• 28 JUL 14

    Multimercado sobe com ouro e Bolsa de NY

    Volatilidade prevista para próximos meses pode alterar desempenho de produtos que foram bem no 1º semestre

    Professor alerta para necessidade de cotista conhecer histórico do produto e entender riscos envolvidos

    Vinicius Perreira - Colaboração para a Folha

    Os fundos multimercado com melhor rendimento no primeiro semestre apostaram no ouro e na Bolsa de Nova York. Apesar do bom rendimento no primeiro semestre, o desempenho pode não se repetir no restante de 2014.

    Esses fundos enfrentam uma nuvem de desconfiança devido às perspectivas de acentuada volatilidade, trazidas pelas eleições presidenciais no Brasil e pelos conflitos geopolíticos recrudescendo no mundo.

    Para John Schulz, professor de finanças da BBS Business School, o cotista deve conhecer o histórico do fundo e ter paciência. "O investidor acompanha muito o retorno anterior. Por exemplo: ele vê o retorno do fundo no ano passado, de 20%, e aplica nele, mas precisa de cuidados para entender o risco que o administrador está correndo, podendo, assim, ter grandes prejuízos", afirma.

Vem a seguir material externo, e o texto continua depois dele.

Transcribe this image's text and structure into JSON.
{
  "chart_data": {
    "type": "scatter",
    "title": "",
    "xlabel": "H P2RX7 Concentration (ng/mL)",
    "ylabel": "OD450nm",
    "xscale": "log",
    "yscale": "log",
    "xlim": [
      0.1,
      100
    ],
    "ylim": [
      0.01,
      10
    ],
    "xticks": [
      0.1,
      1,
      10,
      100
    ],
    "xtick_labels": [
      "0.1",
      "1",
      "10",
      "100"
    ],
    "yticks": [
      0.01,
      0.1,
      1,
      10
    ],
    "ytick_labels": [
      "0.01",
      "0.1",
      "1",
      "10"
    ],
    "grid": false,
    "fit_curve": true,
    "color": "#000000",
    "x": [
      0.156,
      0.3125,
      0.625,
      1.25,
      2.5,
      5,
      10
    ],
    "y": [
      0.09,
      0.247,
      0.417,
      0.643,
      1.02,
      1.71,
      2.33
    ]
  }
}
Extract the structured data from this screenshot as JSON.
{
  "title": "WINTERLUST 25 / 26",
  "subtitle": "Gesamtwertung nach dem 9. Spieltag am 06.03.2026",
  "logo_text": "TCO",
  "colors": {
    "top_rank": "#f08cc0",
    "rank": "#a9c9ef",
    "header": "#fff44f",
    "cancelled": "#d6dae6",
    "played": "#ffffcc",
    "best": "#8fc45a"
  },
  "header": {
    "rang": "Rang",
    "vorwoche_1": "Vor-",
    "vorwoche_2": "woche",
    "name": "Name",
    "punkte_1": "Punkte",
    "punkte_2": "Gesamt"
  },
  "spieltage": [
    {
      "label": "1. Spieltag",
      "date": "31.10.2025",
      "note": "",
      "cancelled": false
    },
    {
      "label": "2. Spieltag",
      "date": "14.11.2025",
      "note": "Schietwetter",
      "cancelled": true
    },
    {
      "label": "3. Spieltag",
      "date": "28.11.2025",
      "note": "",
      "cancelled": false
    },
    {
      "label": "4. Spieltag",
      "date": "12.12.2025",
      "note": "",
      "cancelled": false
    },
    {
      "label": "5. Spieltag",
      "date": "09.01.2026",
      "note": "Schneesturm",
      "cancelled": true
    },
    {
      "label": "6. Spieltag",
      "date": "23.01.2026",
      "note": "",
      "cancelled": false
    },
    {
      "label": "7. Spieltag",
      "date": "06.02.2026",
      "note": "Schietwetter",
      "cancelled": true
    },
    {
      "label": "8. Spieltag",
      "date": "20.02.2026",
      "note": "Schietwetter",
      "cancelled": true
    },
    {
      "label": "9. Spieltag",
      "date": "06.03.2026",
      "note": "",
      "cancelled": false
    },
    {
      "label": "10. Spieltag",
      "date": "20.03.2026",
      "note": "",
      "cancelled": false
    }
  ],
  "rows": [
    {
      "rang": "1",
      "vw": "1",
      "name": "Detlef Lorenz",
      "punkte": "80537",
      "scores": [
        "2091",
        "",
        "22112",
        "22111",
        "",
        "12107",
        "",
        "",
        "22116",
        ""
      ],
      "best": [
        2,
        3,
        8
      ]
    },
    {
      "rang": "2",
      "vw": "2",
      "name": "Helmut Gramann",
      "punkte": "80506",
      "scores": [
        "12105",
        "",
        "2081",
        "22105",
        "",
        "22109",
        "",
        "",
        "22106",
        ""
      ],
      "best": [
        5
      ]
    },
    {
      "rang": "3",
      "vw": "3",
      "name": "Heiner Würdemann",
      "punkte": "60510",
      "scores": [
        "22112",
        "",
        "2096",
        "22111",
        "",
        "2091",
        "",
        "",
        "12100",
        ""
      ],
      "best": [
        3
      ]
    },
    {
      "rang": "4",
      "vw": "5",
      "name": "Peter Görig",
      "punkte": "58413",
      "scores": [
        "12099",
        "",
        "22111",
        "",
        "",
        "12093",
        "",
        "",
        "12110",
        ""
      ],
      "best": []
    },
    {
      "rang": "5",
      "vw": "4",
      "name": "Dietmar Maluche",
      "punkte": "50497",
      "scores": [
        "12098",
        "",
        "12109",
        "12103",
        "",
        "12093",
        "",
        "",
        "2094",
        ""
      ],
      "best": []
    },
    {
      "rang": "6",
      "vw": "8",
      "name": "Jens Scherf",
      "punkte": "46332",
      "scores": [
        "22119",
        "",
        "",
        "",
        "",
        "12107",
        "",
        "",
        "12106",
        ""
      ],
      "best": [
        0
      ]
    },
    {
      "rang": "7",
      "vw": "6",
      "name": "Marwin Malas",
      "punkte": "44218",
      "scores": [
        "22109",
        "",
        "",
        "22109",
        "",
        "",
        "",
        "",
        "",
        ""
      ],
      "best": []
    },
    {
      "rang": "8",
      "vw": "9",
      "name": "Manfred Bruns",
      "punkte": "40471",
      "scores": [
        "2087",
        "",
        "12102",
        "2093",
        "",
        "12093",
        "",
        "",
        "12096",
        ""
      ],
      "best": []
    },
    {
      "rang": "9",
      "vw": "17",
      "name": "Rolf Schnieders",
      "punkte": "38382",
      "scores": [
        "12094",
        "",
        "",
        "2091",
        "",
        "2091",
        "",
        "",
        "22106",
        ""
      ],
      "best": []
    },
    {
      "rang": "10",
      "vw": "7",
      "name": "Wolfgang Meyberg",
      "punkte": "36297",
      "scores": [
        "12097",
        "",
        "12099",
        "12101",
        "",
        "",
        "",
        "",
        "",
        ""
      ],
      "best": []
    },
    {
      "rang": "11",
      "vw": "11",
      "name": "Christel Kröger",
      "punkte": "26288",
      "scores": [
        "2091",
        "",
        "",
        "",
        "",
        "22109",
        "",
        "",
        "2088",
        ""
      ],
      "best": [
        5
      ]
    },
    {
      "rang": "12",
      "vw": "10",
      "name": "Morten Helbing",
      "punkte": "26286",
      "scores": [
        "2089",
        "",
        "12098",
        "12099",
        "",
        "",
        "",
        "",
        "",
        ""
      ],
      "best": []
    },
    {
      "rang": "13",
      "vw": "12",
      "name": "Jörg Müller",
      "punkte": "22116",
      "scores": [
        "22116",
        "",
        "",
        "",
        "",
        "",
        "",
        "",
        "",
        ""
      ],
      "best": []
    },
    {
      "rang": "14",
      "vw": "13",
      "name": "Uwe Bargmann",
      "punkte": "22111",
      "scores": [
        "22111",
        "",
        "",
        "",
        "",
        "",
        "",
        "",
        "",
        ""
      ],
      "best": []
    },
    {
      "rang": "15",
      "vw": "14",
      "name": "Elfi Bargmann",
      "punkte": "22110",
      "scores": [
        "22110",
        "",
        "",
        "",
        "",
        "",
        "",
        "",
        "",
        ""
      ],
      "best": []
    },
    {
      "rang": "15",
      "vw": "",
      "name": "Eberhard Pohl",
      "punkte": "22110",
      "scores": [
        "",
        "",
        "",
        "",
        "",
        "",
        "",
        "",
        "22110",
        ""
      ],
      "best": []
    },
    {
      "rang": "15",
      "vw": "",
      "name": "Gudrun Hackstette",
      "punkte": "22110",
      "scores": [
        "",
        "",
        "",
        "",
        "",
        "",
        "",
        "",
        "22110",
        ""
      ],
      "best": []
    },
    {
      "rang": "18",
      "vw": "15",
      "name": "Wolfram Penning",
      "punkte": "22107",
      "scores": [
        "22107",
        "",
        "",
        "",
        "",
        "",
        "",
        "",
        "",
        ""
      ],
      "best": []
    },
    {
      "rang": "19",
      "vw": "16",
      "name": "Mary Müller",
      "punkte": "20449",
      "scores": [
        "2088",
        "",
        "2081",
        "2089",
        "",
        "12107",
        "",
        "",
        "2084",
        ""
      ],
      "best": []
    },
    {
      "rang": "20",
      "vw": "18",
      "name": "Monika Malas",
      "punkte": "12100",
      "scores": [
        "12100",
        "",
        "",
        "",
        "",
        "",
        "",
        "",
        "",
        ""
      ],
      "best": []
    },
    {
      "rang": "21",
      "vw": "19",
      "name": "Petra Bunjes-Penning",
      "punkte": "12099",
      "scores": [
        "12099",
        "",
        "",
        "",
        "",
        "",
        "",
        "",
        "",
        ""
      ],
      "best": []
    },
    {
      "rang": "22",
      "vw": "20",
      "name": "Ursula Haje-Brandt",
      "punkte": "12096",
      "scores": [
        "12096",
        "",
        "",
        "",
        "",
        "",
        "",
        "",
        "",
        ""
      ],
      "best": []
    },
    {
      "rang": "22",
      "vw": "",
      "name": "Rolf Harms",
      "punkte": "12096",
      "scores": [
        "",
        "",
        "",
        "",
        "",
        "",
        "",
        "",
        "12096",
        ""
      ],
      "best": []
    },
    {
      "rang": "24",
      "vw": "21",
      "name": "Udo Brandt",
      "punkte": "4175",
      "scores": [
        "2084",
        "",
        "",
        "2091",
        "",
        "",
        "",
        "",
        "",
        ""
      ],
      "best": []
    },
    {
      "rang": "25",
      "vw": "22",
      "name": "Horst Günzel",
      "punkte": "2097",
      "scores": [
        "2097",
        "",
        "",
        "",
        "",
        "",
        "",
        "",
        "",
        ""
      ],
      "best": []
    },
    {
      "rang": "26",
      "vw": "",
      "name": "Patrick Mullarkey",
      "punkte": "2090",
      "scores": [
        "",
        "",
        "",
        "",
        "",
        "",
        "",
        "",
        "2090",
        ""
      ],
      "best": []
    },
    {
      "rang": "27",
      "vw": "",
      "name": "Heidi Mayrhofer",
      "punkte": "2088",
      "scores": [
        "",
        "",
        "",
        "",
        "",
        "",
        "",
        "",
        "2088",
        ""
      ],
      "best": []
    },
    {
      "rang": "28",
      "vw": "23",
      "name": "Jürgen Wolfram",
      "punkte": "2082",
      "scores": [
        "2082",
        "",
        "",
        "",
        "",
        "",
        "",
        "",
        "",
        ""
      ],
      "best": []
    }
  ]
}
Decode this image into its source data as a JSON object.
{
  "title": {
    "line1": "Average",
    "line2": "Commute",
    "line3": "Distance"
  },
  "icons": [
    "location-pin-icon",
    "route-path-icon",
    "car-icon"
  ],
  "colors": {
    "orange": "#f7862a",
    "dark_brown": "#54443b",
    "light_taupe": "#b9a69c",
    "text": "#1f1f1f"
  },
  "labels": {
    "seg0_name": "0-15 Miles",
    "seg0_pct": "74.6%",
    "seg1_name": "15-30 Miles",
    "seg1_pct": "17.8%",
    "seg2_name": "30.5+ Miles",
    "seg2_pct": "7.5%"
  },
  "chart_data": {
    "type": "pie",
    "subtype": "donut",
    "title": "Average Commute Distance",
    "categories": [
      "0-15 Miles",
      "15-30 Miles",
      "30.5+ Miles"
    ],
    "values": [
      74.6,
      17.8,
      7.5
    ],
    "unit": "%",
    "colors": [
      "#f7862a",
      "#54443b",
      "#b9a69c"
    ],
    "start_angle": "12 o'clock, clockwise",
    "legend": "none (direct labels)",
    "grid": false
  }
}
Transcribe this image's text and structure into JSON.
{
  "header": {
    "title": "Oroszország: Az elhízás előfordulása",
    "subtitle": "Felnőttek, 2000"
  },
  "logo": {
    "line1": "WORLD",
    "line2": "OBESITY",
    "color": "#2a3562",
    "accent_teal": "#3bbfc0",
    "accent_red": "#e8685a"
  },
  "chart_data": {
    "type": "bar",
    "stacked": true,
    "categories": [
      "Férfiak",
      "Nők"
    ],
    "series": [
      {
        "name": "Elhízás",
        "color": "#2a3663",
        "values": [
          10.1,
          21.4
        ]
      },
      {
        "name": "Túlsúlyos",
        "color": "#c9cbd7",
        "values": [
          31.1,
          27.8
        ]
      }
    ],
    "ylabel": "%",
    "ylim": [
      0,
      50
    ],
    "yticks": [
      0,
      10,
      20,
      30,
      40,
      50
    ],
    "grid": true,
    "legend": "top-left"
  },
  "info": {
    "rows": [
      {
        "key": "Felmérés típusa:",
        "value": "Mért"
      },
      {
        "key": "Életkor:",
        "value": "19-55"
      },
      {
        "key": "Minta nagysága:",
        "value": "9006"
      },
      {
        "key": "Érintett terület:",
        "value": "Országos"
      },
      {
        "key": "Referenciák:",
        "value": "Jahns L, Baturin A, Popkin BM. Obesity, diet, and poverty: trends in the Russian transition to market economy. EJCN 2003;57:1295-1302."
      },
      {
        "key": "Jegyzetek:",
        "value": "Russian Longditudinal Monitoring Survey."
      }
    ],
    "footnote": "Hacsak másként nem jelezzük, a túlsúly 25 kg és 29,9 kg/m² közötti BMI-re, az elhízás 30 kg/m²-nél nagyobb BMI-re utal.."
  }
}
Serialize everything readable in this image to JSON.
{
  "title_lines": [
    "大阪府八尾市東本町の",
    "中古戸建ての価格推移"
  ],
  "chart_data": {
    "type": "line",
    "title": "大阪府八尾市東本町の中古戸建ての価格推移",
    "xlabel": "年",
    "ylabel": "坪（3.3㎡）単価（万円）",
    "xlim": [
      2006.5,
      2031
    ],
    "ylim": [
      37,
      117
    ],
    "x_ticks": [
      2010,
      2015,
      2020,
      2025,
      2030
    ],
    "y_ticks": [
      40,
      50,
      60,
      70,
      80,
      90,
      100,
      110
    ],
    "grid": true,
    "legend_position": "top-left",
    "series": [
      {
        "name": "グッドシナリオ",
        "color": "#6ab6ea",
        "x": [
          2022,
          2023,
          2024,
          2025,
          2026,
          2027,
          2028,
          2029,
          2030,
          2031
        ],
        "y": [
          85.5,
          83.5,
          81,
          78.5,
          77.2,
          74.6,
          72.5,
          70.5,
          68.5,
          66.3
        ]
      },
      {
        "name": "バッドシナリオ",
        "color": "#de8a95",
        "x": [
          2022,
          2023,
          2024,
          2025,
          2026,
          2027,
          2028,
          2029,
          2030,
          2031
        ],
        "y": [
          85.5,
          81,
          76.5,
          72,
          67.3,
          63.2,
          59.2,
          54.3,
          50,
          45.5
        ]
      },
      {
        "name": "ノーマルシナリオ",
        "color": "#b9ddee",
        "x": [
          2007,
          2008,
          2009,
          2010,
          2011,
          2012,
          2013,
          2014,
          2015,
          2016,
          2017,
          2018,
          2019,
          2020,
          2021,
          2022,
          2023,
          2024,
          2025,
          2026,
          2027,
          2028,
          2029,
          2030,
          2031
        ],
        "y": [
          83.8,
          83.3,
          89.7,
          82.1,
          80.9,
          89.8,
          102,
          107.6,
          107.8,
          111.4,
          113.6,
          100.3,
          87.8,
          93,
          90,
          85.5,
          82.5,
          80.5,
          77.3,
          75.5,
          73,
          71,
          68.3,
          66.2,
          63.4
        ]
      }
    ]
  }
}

    O fundo do segmento que teve o maior retorno, de acordo com o ranking elaborado pelo Sistema Comdinheiro de acompanhamento de fundos para a Folha, guarda um exemplo da volatilidade enfrentada nesse tipo de fundo.

    Nos últimos seis meses, o Itaú Multimercado Estratégia Ouro teve rendimento de 12,21%. Porém, os números dos últimos 24 meses marcaram uma queda de 13,02%. De acordo com Arlindo Penteado, responsável pela área de portfólio da Itaú Asset Management, o fundo não conta com grandes estratégias e o rendimento acompanha o valor do ouro no mercado internacional.

    O segundo colocado, o WM American, gerido pelo Citibank, aposta em ativos da carteira do índice norte-americano S&P 500. Com um rendimento de 11,30% nesse primeiro semestre, o gestor Claudio Sternberg afirma que irá continuar com as mesmas estratégias ao longo do ano.

    "Na prática, o rendimento é Bolsa americana mais juros brasileiros", afirma. Segundo Sternberg, a perspectiva é que o índice norte-americano continuará dando retornos positivos.

    "Teremos a normalização das condições de crédito norte-americanas e do mercado imobiliário, novos investimentos em energia e recuperação das empresas de gás de xisto, já que estão voltando a produzir mais nos Estados Unidos. Então apesar da alta, julgamos que a Bolsa americana ainda não está cara", conclui o gestor.

    O terceiro colocado do ranking tem, segundo seu gestor, a meta de bater o retorno do CDI. E nesse semestre o Opportunity Equity Hedge conseguiu esse feito, obtendo ganho de 10,92%.

    Segundo Felipe Perdigão, gestor do fundo, a sua estratégia é proteger a carteira da queda da Bolsa como um todo. O período até o final do ano, em sua visão, é curto para dar uma certeza de rendimento. "Mas, por outro lado, podem surgir boas oportunidades", afirma.